Bestemmingsplan Vernieuwbouw stadhuis Markt 22 te Wageningen

Op 13 januari 2014 heeft de raad van de gemeente Wageningen het bestemmingsplan "Vernieuwbouw stadhuis, Markt 22" vastgesteld. Tegen dit besluit heeft een appellant, wonend te Wageningen, beroep ingesteld. De raad heeft een verweerschrift ingediend en de zaak is door een meervoudige kamer van de Afdeling verwezen naar een enkelvoudige kamer. De zitting vond plaats op 8 augustus 2014, waar de appellant en de raad, vertegenwoordigd door H.G. van Olderen en J.J.H. van Eeuwijk, beiden werkzaam bij de gemeente, aanwezig waren.

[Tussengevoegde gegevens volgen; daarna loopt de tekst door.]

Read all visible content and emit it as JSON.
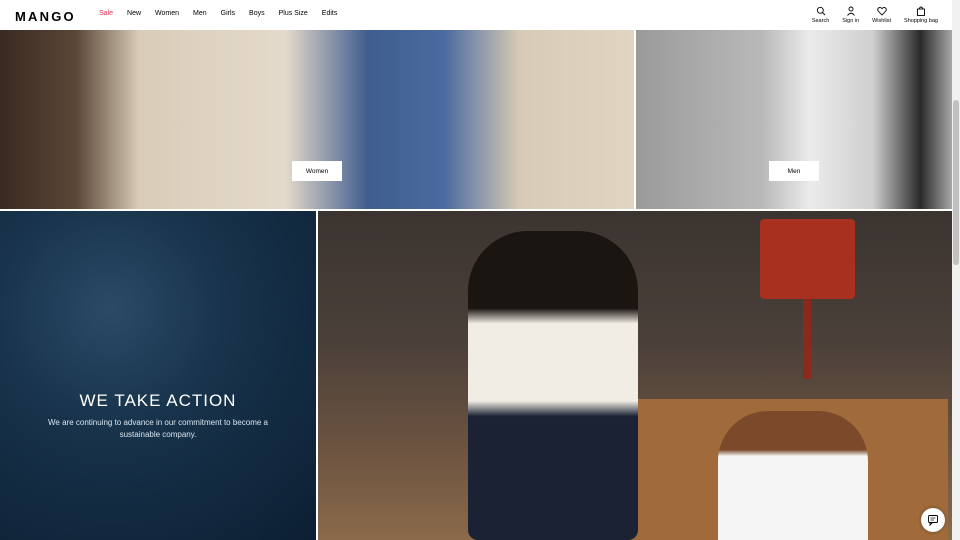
{
  "header": {
    "logo": "MANGO",
    "nav": [
      "Sale",
      "New",
      "Women",
      "Men",
      "Girls",
      "Boys",
      "Plus Size",
      "Edits"
    ],
    "icons": [
      {
        "icon": "search-icon",
        "label": "Search"
      },
      {
        "icon": "user-icon",
        "label": "Sign in"
      },
      {
        "icon": "heart-icon",
        "label": "Wishlist"
      },
      {
        "icon": "bag-icon",
        "label": "Shopping bag"
      }
    ]
  },
  "tiles": {
    "women_label": "Women",
    "men_label": "Men"
  },
  "action": {
    "title": "WE TAKE ACTION",
    "text": "We are continuing to advance in our commitment to become a sustainable company."
  },
  "colors": {
    "sale": "#e2335a"
  }
}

De Afdeling bestuursrechtspraak van de Raad van State heeft de zaak beoordeeld. Bij de vaststelling van een bestemmingsplan heeft de raad beleidsvrijheid om bestemmingen aan te wijzen en regels te geven die nodig zijn voor een goede ruimtelijke ordening. De Afdeling toetst deze beslissing terughoudend. De appellant betoogde dat er geen zorgvuldig onderzoek is gedaan naar alternatieve locaties voor het stadhuis en dat onvoldoende rekening is gehouden met verkeersveiligheid. De raad stelde echter dat het nut en de noodzaak van het plan en de alternatieve locatie in voldoende mate zijn onderzocht.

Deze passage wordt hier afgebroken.